Ancak gelin görün ki tüm turlar bitmesine rağmen süreçte de hız düşmesi yaşandı. DEM tarafından bundan böyle süreçte nasıl ilerleme kaydedileceği konusunda net bir açıklama yapılmadı hatta geçtiğimiz günlerde DEM Partisi Esbaşkanı Tuncer Bakırhan'a İmralı'ya ikinci ziyareti ne zaman yapacaksınız sorusu sorulduğunda "İmralı'ya yapılacak ikinci ziyaretin ne zaman olacağı belli değil." gibi tuhaf bir cevap verdi.
Neyi Bekliyorsunuz...
Anlaşılır gibi değil...
Neyi bekliyorsunuz, kimi bekliyorsunuz, neden harekete geçmiyorsunuz?
Bu soruların cevabı belli değil.
Cevap belli olmadığına göre akla ilk gelen işin içinde bir iş mi var şüphesi.
Buradan DEM'e bir hatırlatma yapmakta fayda görüyorum.
Geçtiğimiz günlerde Erdoğan çok kritik bir tespitte bulundu.
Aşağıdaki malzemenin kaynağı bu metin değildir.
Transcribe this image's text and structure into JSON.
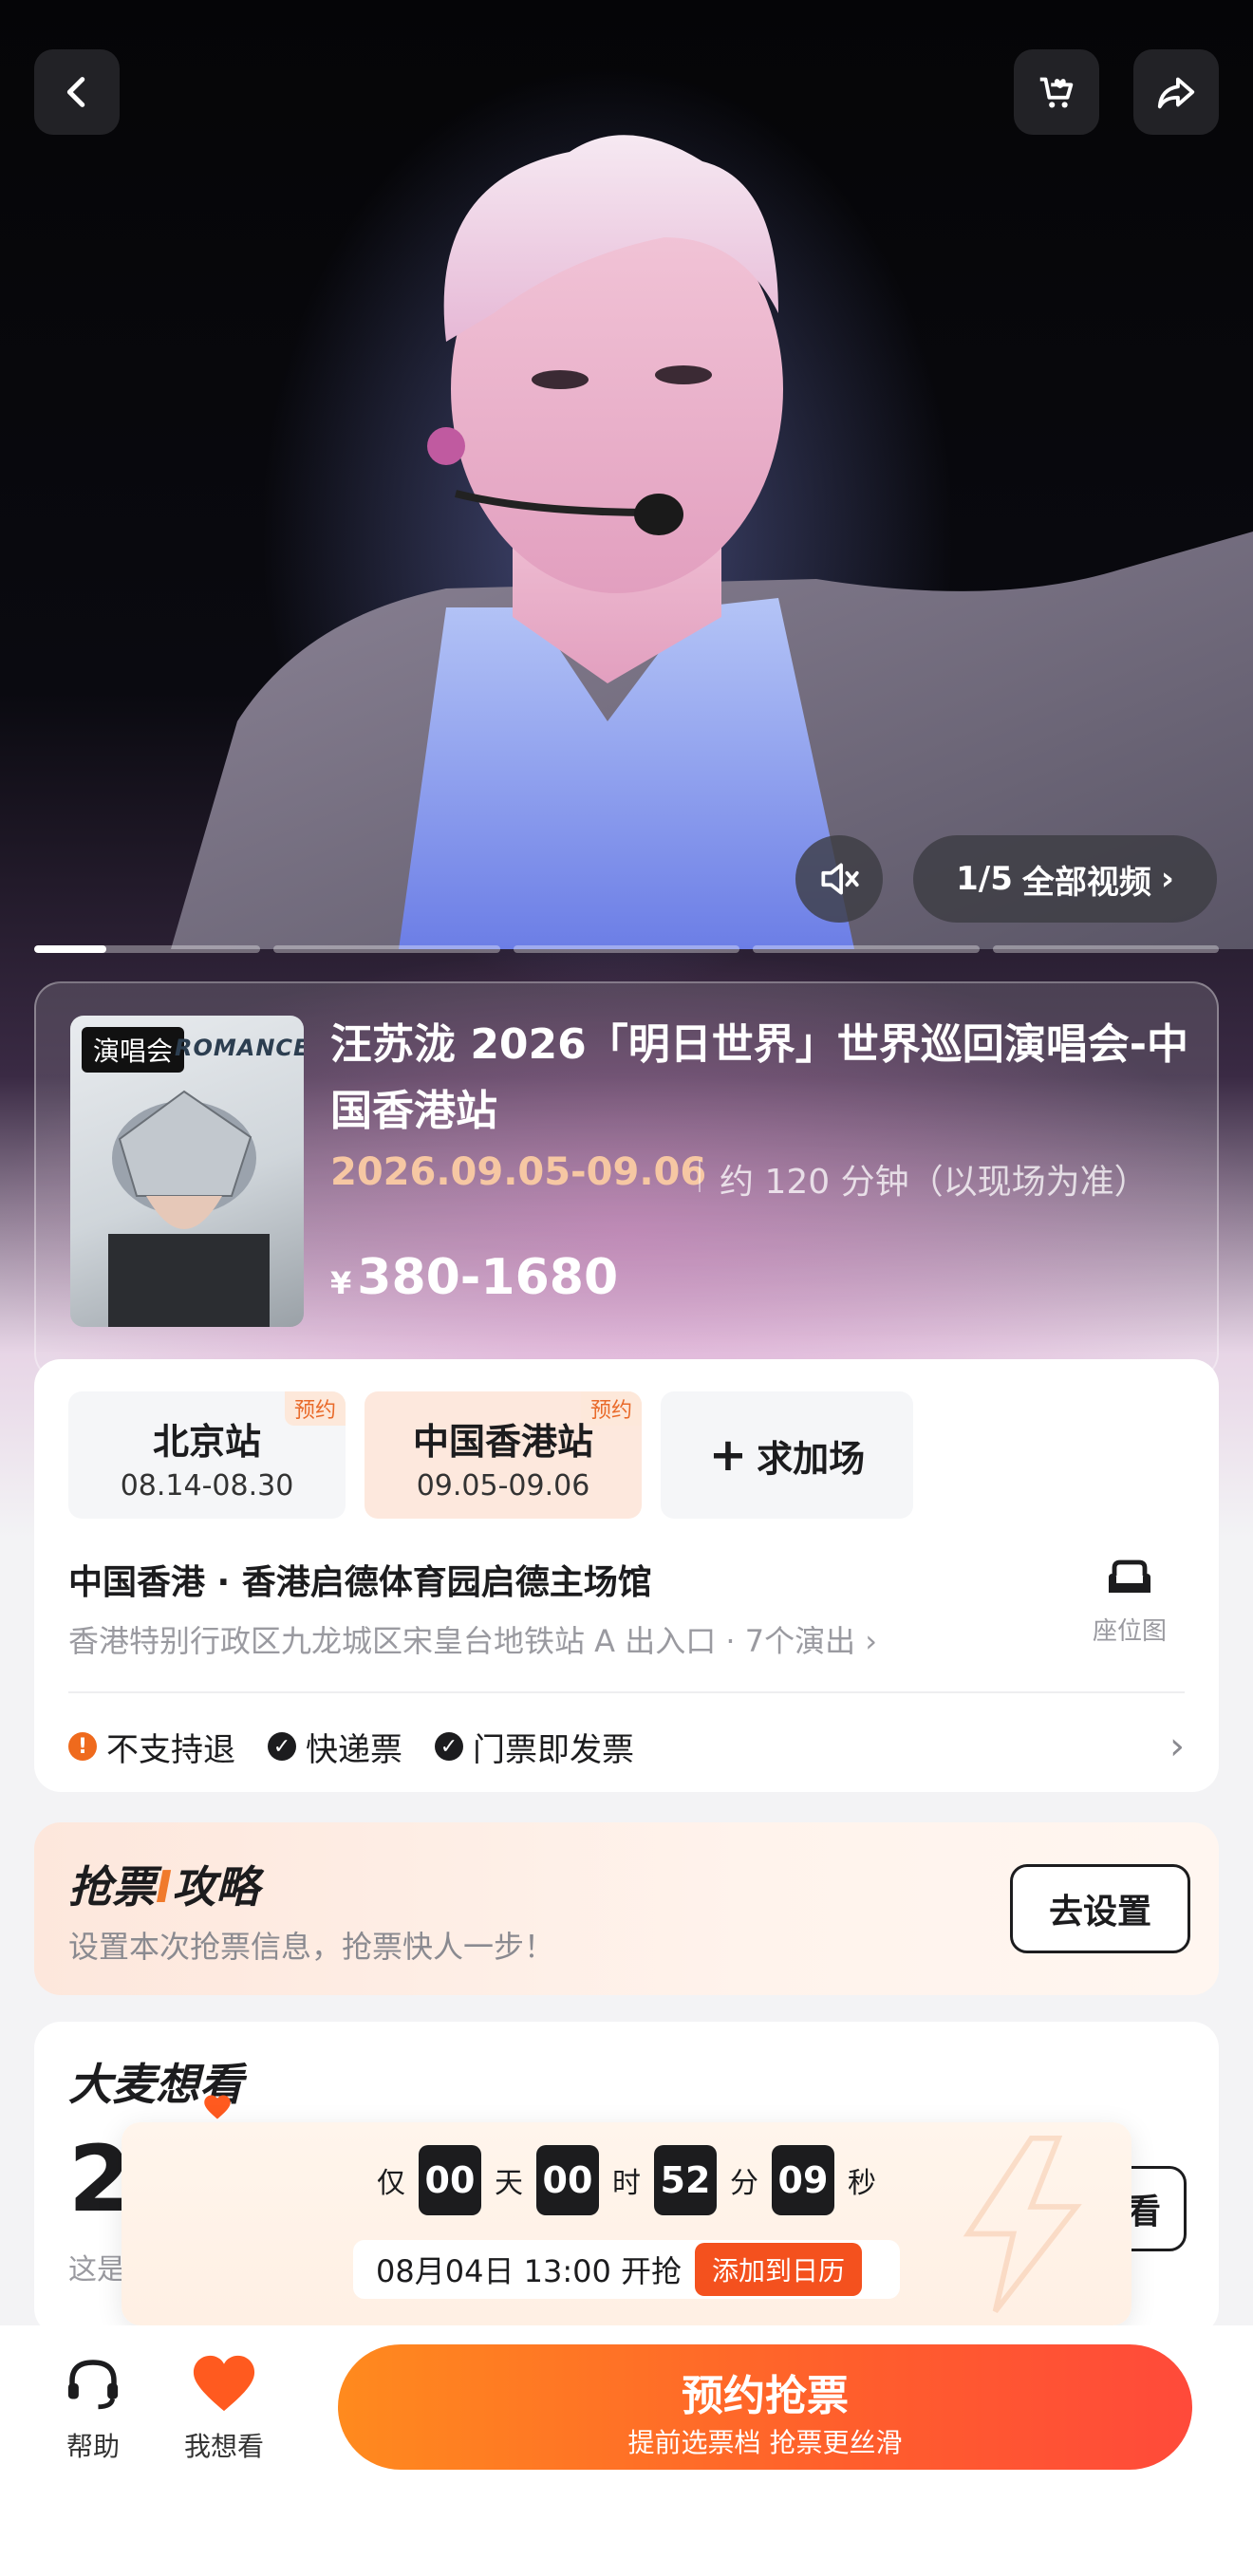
{
  "hero": {
    "video_counter": "1/5",
    "video_label": "全部视频",
    "slides_total": 5,
    "slide_progress": 0.32
  },
  "event": {
    "category_tag": "演唱会",
    "poster_brand": "ROMANCE",
    "title": "汪苏泷 2026「明日世界」世界巡回演唱会-中国香港站",
    "date_range": "2026.09.05-09.06",
    "duration": "约 120 分钟（以现场为准）",
    "currency": "¥",
    "price_range": "380-1680"
  },
  "cities": [
    {
      "name": "北京站",
      "dates": "08.14-08.30",
      "badge": "预约"
    },
    {
      "name": "中国香港站",
      "dates": "09.05-09.06",
      "badge": "预约"
    }
  ],
  "add_show_label": "求加场",
  "venue": {
    "name": "中国香港 · 香港启德体育园启德主场馆",
    "address": "香港特别行政区九龙城区宋皇台地铁站 A 出入口 · 7个演出 ›",
    "seat_map_label": "座位图"
  },
  "policies": [
    {
      "label": "不支持退",
      "icon": "exclamation-icon"
    },
    {
      "label": "快递票",
      "icon": "check-icon"
    },
    {
      "label": "门票即发票",
      "icon": "check-icon"
    }
  ],
  "strategy": {
    "title_a": "抢票",
    "title_hi": "I",
    "title_b": "攻略",
    "subtitle": "设置本次抢票信息，抢票快人一步！",
    "button": "去设置"
  },
  "want": {
    "title": "大麦想看",
    "count": "2",
    "subtitle": "这是",
    "button": "看"
  },
  "countdown": {
    "prefix": "仅",
    "days": "00",
    "days_unit": "天",
    "hours": "00",
    "hours_unit": "时",
    "minutes": "52",
    "minutes_unit": "分",
    "seconds": "09",
    "seconds_unit": "秒",
    "open_time": "08月04日 13:00 开抢",
    "calendar_button": "添加到日历"
  },
  "bottom": {
    "help_label": "帮助",
    "want_label": "我想看",
    "reserve_main": "预约抢票",
    "reserve_sub": "提前选票档 抢票更丝滑"
  },
  "colors": {
    "accent_orange": "#ff5e2c",
    "date_peach": "#f6c7a3",
    "heart": "#ff5a1f"
  }
}
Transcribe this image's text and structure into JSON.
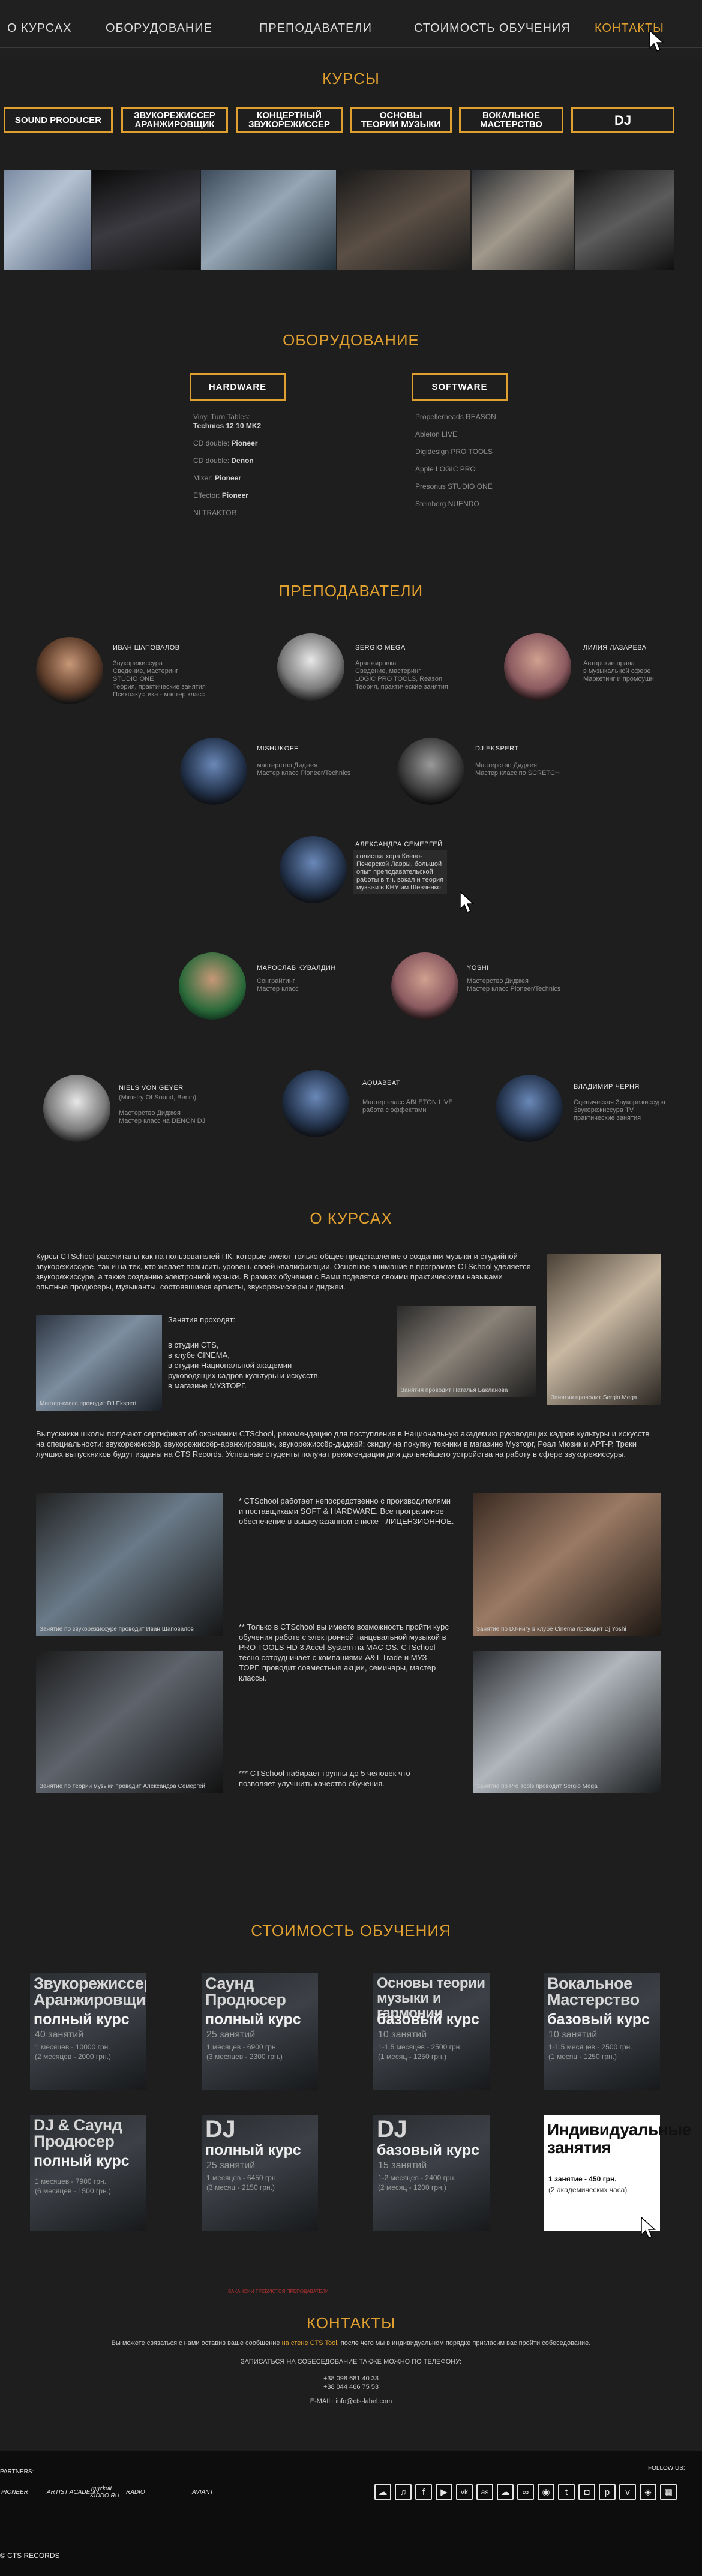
{
  "nav": {
    "items": [
      "О КУРСАХ",
      "ОБОРУДОВАНИЕ",
      "ПРЕПОДАВАТЕЛИ",
      "СТОИМОСТЬ ОБУЧЕНИЯ",
      "КОНТАКТЫ"
    ],
    "active_index": 4,
    "accent_color": "#e0a030"
  },
  "courses": {
    "title": "КУРСЫ",
    "buttons": [
      "SOUND PRODUCER",
      "ЗВУКОРЕЖИССЕР АРАНЖИРОВЩИК",
      "КОНЦЕРТНЫЙ ЗВУКОРЕЖИССЕР",
      "ОСНОВЫ ТЕОРИИ МУЗЫКИ",
      "ВОКАЛЬНОЕ МАСТЕРСТВО",
      "DJ"
    ]
  },
  "equipment": {
    "title": "ОБОРУДОВАНИЕ",
    "hardware_label": "HARDWARE",
    "software_label": "SOFTWARE",
    "hardware": [
      {
        "label": "Vinyl Turn Tables:",
        "value": "Technics 12 10 MK2"
      },
      {
        "label": "CD double:",
        "value": "Pioneer"
      },
      {
        "label": "CD double:",
        "value": "Denon"
      },
      {
        "label": "Mixer:",
        "value": "Pioneer"
      },
      {
        "label": "Effector:",
        "value": "Pioneer"
      },
      {
        "label": "NI TRAKTOR",
        "value": ""
      }
    ],
    "software": [
      "Propellerheads REASON",
      "Ableton LIVE",
      "Digidesign PRO TOOLS",
      "Apple LOGIC PRO",
      "Presonus STUDIO ONE",
      "Steinberg NUENDO"
    ]
  },
  "teachers": {
    "title": "ПРЕПОДАВАТЕЛИ",
    "list": [
      {
        "name": "ИВАН ШАПОВАЛОВ",
        "desc": "Звукорежиссура\nСведение, мастеринг\nSTUDIO ONE\nТеория, практические занятия\nПсихоакустика - мастер класс"
      },
      {
        "name": "SERGIO MEGA",
        "desc": "Аранжировка\nСведение, мастеринг\nLOGIC PRO TOOLS, Reason\nТеория, практические занятия"
      },
      {
        "name": "ЛИЛИЯ ЛАЗАРЕВА",
        "desc": "Авторские права\nв музыкальной сфере\nМаркетинг и промоушн"
      },
      {
        "name": "MISHUKOFF",
        "desc": "мастерство Диджея\nМастер класс Pioneer/Technics"
      },
      {
        "name": "DJ EKSPERT",
        "desc": "Мастерство Диджея\nМастер класс по SCRETCH"
      },
      {
        "name": "АЛЕКСАНДРА СЕМЕРГЕЙ",
        "desc": "солистка хора Киево-\nПечерской Лавры, большой\nопыт преподавательской\nработы в т.ч. вокал и теория\nмузыки в КНУ им Шевченко"
      },
      {
        "name": "МАРОСЛАВ КУВАЛДИН",
        "desc": "Сонграйтинг\nМастер класс"
      },
      {
        "name": "YOSHI",
        "desc": "Мастерство Диджея\nМастер класс Pioneer/Technics"
      },
      {
        "name": "NIELS VON GEYER",
        "desc": "(Ministry Of Sound, Berlin)\n\nМастерство Диджея\nМастер класс на DENON DJ"
      },
      {
        "name": "AQUABEAT",
        "desc": "Мастер класс ABLETON LIVE\nработа с эффектами"
      },
      {
        "name": "ВЛАДИМИР ЧЕРНЯ",
        "desc": "Сценическая Звукорежиссура\nЗвукорежиссура TV\nпрактические занятия"
      }
    ]
  },
  "about": {
    "title": "О КУРСАХ",
    "intro": "Курсы CTSchool рассчитаны как на пользователей ПК, которые имеют только общее представление о создании музыки и студийной звукорежиссуре, так и на тех, кто желает повысить уровень своей квалификации. Основное внимание в программе CTSchool уделяется звукорежиссуре, а также созданию электронной музыки. В рамках обучения с Вами поделятся своими практическими навыками опытные продюсеры, музыканты, состоявшиеся артисты, звукорежиссеры и диджеи.",
    "lessons_title": "Занятия проходят:",
    "lessons": [
      "в студии CTS,",
      "в клубе CINEMA,",
      "в студии Национальной академии руководящих кадров культуры и искусств,",
      "в магазине МУЗТОРГ."
    ],
    "graduates": "Выпускники школы получают сертификат об окончании CTSchool, рекомендацию для поступления в Национальную академию руководящих кадров культуры и искусств на специальности: звукорежиссёр, звукорежиссёр-аранжировщик, звукорежиссёр-диджей; скидку на покупку техники в магазине Музторг, Реал Мюзик и АРТ-Р. Треки лучших выпускников будут изданы на CTS Records. Успешные студенты получат рекомендации для дальнейшего устройства на работу в сфере звукорежиссуры.",
    "note1": "* CTSchool работает непосредственно с производителями и поставщиками SOFT & HARDWARE. Все программное обеспечение в вышеуказанном списке - ЛИЦЕНЗИОННОЕ.",
    "note2": "** Только в CTSchool вы имеете возможность пройти курс обучения работе с электронной танцевальной музыкой в PRO TOOLS HD 3 Accel System на MAC OS. CTSchool тесно сотрудничает с компаниями A&T Trade и МУЗ ТОРГ, проводит совместные акции, семинары, мастер классы.",
    "note3": "*** CTSchool набирает группы до 5 человек что позволяет улучшить качество обучения.",
    "captions": [
      "Мастер-класс проводит DJ Ekspert",
      "Занятия проводит Наталья Бакланова",
      "Занятия проводит Sergio Mega",
      "Занятие по звукорежиссуре проводит Иван Шаповалов",
      "Занятие по DJ-ингу в клубе Cinema проводит Dj Yoshi",
      "Занятие по теории музыки проводит Александра Семергей",
      "Занятие по Pro Tools проводит Sergio Mega"
    ]
  },
  "prices": {
    "title": "СТОИМОСТЬ ОБУЧЕНИЯ",
    "cards": [
      {
        "title": "Звукорежиссер Аранжировщик",
        "sub": "полный курс",
        "count": "40 занятий",
        "p1": "1 месяцев - 10000 грн.",
        "p2": "(2 месяцев - 2000 грн.)"
      },
      {
        "title": "Саунд Продюсер",
        "sub": "полный курс",
        "count": "25 занятий",
        "p1": "1 месяцев - 6900 грн.",
        "p2": "(3 месяцев - 2300 грн.)"
      },
      {
        "title": "Основы теории музыки и гармонии",
        "sub": "базовый курс",
        "count": "10 занятий",
        "p1": "1-1.5 месяцев - 2500 грн.",
        "p2": "(1 месяц - 1250 грн.)"
      },
      {
        "title": "Вокальное Мастерство",
        "sub": "базовый курс",
        "count": "10 занятий",
        "p1": "1-1.5 месяцев - 2500 грн.",
        "p2": "(1 месяц - 1250 грн.)"
      },
      {
        "title": "DJ & Саунд Продюсер",
        "sub": "полный курс",
        "count": "",
        "p1": "1 месяцев - 7900 грн.",
        "p2": "(6 месяцев - 1500 грн.)"
      },
      {
        "title": "DJ",
        "sub": "полный курс",
        "count": "25 занятий",
        "p1": "1 месяцев - 6450 грн.",
        "p2": "(3 месяц - 2150 грн.)"
      },
      {
        "title": "DJ",
        "sub": "базовый курс",
        "count": "15 занятий",
        "p1": "1-2 месяцев - 2400 грн.",
        "p2": "(2 месяц - 1200 грн.)"
      },
      {
        "title": "Индивидуальные занятия",
        "sub": "",
        "count": "",
        "p1": "1 занятие - 450 грн.",
        "p2": "(2 академических часа)"
      }
    ]
  },
  "contacts": {
    "title": "КОНТАКТЫ",
    "small_note": "ВАКАНСИИ ТРЕБУЮТСЯ ПРЕПОДАВАТЕЛИ",
    "line1_pre": "Вы можете связаться с нами оставив ваше сообщение",
    "line1_link": "на стене CTS Tool",
    "line1_post": ", после чего мы в индивидуальном порядке пригласим вас пройти собеседование.",
    "line2": "ЗАПИСАТЬСЯ НА СОБЕСЕДОВАНИЕ ТАКЖЕ МОЖНО ПО ТЕЛЕФОНУ:",
    "phone1": "+38 098 681 40 33",
    "phone2": "+38 044 466 75 53",
    "email": "E-MAIL: info@cts-label.com"
  },
  "footer": {
    "partners_label": "PARTNERS:",
    "partners": [
      "PIONEER",
      "ARTIST ACADEMY",
      "muzkult",
      "KIDDO RU",
      "RADIO",
      "AVIANT"
    ],
    "follow_label": "FOLLOW US:",
    "social_icons": [
      "soundcloud-icon",
      "music-icon",
      "facebook-icon",
      "youtube-icon",
      "vk-icon",
      "lastfm-icon",
      "soundcloud-2-icon",
      "mixcloud-icon",
      "rss-icon",
      "twitter-icon",
      "instagram-icon",
      "pinterest-icon",
      "vimeo-icon"
    ],
    "copyright": "© CTS RECORDS"
  }
}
DEM'e tavsiyem kendi istikballeri için bu tespite kulak vermeleri.
Şöyle diyordu Erdoğan uzun cümleler arasında;
"Örgütün siyaset üzerindeki vesayetinin tamamen kaldırılması, bir Türkiye Partisi olma vasfını kazanamayan siyasi yapıya bu yönde kendini geliştirme fırsatı verilmesi...."
Gerçekten de siyasi hayatı boyunca sürekli isim değiştiren ve son olarak DEM ismiyle sahne alan parti görünümlü örgütlü yapı ilk kez toplum nezdinde kimlik bulma fırsatını yakaladı.
DEM bu fırsatı iyi kullanmalı ve öncelikle terörle bağlantısını kesmeli, ardından oyalanmaksızın İmralı'ya ikinci ziyareti yaparak bir an önce beklenen çağrının yapılmasını sağlamalı.
Aksi takdirde sokağa çıkamaz hale gelirler.
Kime Anlatıyoruz ki...
Ancak DEM bunu yapmak yerine süreci uzatacak, süreci sabote edecek faaliyetlerde bulunuyor.
DEM Parti Eş Genel Başkanı Tülay Hatimoğulları denilen kişinin geçtiğimiz günlerde yaptığı kasti çıkış tam da buna örnek.
Söylemiyle proje isim olduğunu ispatlayan Tülay kendi çaldı kendi oynadı.
Ne demişti bu kişi utanmadan sıkılmadan;
"Ya pozitif bir şekilde kırılma gerçekleşecek barışı inşa edeceğiz ya da negatif yönde kırılmalar gerçekleşecek ve her yer Gazze olacak."
Doğrudan sürece zarar vermek için söylenen bu aşağılık sözler tüm ulus tarafından çok büyük nefretle karşılandı.
Yav her şeyi bir kenara bırakın, bir insan olarak benim en çok merak ettiğim husus şu;
Ben insanım diye ortalıkta gezen biri nasıl olur da Gazze gibi dünyanın uğruna gözyaşı döktüğü bir vahşeti, bir soykırımı kendisine siyasi malzeme yapmayı düşünür.
Her yer Gazze olur demek Netanyahu denen hayvandan aşağı mahlukatın yaptıklarına onay vermek, fırsatı bulursam ben de aynısını yaparım demek değil midir?
Bu kişi boyunu aşan bu cümleleri kimin verdiği akılla kurmuştur, nereye hizmet etmektedir?
Tüm bu soruların takdirini millete bırakarak konuyu sonlandırıyorum ve DEM'e son bir ikazda daha bulunmak istiyorum.
Süreci oyalamayın ve bir an önce ikinci ziyareti yaparak açıklamayı yapın.